Flatbed Rates
Flatbed Rates - August 2025
Flatbed Truckload (TL) Sector – August 2025
Flatbed rates in July 2025 continued to soften, reflecting the cumulative impact of sluggish industrial activity, uneven construction demand, and stalled momentum across key freight sectors. Below is the latest analysis of spot and contract flatbed rates.
Spot Market Rates
Flatbed spot rates held flat in July after declining the month prior, signaling a pause in what had been early-summer weakening. Load postings declined modestly, particularly in manufacturing and oilfield-related freight. While seasonal construction volumes provided a temporary floor, broader industrial softness and slower public project execution continue to weigh on rate recovery.
Ongoing tariff-related volatility in steel, aluminum, and heavy machinery components is keeping many projects on hold, reducing freight flow into key flatbed lanes. Capacity remains ample, and without a demand catalyst from infrastructure or energy, spot rates are expected to remain range-bound moving into early fall.
Contract Market Rates
Flatbed contract rates were unchanged in July, extending a multi-month trend of stagnation. While certain infrastructure-linked projects continue to support baseline volumes, broader contract pricing is under pressure from weak capital spending, rising costs, and longer decision cycles among shippers.
Contract bid activity remains conservative, with shorter-term agreements and margin-focused negotiations increasingly common. Carriers are adapting by consolidating operations and focusing on yield protection, rather than chasing market share. Without a stronger pickup in industrial freight or a significant release of public infrastructure funds, contract rates are likely to drift sideways through Q3.

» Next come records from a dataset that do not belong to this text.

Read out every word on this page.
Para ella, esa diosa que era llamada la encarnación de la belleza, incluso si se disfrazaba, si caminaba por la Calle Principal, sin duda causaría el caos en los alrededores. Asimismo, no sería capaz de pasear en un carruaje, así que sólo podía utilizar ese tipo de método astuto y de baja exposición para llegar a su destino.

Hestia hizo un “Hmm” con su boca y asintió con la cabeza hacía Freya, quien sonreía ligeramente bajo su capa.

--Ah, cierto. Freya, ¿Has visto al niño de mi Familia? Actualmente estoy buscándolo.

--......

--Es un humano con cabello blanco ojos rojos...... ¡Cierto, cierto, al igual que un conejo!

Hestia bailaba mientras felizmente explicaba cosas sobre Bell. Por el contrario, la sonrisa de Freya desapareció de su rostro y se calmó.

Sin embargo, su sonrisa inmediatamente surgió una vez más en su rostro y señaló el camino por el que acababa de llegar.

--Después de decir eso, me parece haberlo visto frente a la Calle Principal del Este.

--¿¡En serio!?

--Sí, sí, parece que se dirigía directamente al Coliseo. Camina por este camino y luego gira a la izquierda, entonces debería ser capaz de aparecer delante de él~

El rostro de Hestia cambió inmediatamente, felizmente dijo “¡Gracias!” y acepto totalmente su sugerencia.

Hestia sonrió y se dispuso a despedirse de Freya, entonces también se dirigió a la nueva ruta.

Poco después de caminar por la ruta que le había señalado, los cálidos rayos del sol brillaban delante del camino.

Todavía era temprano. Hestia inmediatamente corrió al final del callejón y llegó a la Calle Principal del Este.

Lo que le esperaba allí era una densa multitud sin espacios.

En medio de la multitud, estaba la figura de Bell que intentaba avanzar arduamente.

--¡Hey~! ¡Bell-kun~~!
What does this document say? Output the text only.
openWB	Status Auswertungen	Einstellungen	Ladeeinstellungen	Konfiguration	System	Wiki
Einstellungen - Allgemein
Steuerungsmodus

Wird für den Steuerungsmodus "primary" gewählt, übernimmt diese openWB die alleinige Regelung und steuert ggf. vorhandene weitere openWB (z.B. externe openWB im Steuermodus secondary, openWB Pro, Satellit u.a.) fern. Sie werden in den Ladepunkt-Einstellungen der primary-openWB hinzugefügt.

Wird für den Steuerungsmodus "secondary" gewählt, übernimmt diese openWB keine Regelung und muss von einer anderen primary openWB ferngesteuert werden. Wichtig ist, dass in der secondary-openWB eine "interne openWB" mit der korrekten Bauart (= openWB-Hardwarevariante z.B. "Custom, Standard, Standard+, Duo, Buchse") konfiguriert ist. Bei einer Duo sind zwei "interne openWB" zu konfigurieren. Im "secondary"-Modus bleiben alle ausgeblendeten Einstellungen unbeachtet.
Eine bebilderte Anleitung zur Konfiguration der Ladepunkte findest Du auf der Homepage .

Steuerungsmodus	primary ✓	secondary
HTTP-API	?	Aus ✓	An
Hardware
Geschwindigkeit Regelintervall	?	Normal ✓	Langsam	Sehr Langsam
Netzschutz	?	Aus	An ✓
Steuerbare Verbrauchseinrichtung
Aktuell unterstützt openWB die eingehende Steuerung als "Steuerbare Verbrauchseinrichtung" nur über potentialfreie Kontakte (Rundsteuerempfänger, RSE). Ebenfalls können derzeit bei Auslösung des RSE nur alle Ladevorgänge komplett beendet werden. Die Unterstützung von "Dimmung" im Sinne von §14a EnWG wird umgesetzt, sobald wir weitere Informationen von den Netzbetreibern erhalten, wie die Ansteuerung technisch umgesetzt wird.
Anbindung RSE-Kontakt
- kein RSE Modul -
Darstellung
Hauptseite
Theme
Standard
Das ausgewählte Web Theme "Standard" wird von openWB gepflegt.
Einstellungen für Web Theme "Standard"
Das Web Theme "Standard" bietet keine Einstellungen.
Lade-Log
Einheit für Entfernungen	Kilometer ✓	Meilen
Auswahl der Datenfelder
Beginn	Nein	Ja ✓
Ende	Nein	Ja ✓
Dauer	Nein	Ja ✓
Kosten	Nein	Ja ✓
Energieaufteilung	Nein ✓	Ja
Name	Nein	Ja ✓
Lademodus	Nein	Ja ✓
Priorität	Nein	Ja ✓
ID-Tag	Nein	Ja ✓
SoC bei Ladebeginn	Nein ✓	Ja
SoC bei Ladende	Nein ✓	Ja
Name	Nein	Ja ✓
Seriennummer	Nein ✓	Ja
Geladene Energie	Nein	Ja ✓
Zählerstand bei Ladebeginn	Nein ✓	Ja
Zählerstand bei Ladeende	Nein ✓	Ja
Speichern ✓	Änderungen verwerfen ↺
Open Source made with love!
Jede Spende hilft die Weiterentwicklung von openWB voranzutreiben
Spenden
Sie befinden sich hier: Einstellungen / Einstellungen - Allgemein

To see how flatbed rates change in the future, and for detailed analysis and forecasts or truckload, less-than-truckload, and intermodal, see ACT's freight & transportation forecast.
Construction activity held firm in July, but the absence of pre-tariff shipping tailwinds left flatbed demand exposed to ongoing industrial softness. Volumes continue to lag other segments, with subdued output in manufacturing, energy, and capital goods. However, infrastructure investment and regionally funded projects are helping to anchor demand, offering limited stability in an otherwise cautious and cost-sensitive flatbed environment.